The researchers used data from 474 healthy women ages 42 through 58 enrolled in the Kronos Early Estrogen Prevention Study (KEEPS), which was a multi-center, randomized, placebo-controlled clinical trial of the effects of oral conjugated equine estrogens and transdermal 17-beta estradiol on atherosclerosis progression. Participants enrolled between 2005 and 2008 and were followed for four years.
“The KEEPS trial is unique because it focuses on younger women close to the onset of menopause, and tested both a pill and patch formulation of menopausal hormone therapy,” said study coauthor JoAnn Manson, M.D., Dr.P.H., physician at Brigham and Women’s Hospital and Harvard Medical School. “This allowed us to see the effects of different types of hormone therapy and whether the route of delivery—oral or through the skin—affected heart health in otherwise healthy women.”

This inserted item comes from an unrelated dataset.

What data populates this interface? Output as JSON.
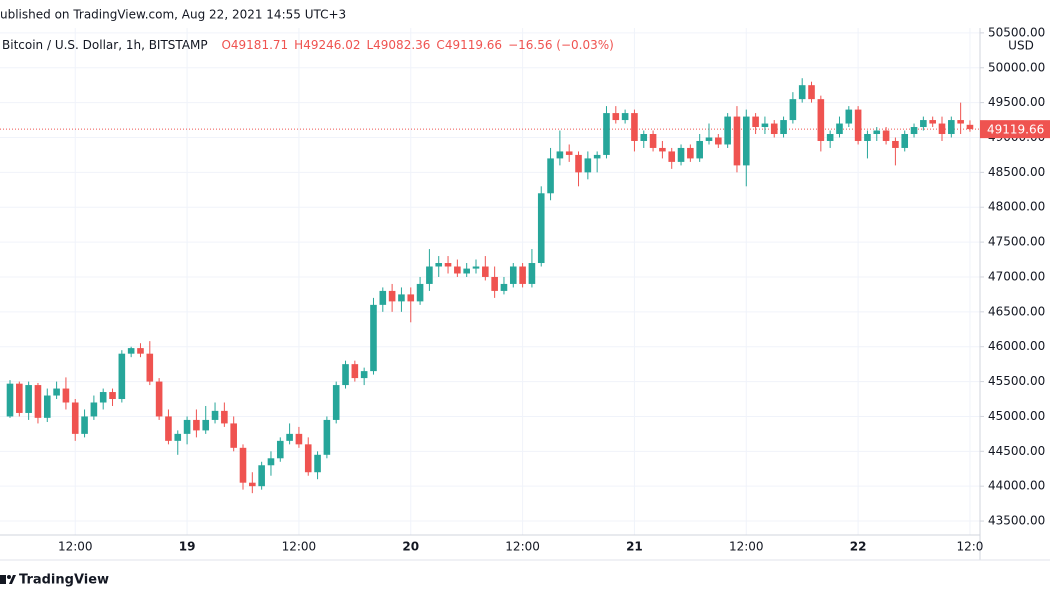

An earlier study from El Khoudary’s group showed that postmenopausal women with lower serum estrogen levels had a greater volume of paracardial fat—meaning fat that accumulates outside the pericardium—and also higher rates of coronary artery calcification, compared to premenopausal women.
El Khoudary and her team hypothesized that menopause hormone therapy would be protective against heart fat accumulation, but what they found was not so simple. The type of hormone therapy and route of administration mattered.
The transdermal estradiol patch—generally considered to be safer—compounded the harmful effects of paracardial fat deposition on coronary artery calcification (CAC) progression. In contrast, women on the estrogen pill were less likely to see increases in heart fat in the epicardial space immediately surrounding the heart or worsening CAC.
“That was surprising,” El Khoudary said. “The patch is thought to be safer because it’s not systemic, just topical, and it doesn’t have an impact on inflammation or triglyceride levels like oral hormones.”
El Khoudary cautions against making generalizations about oral versus transdermal hormone delivery or extending these findings to other treatments or patient groups. Still, she hopes clinicians will take these findings into account when treating healthy menopausal women with the drugs used in the study.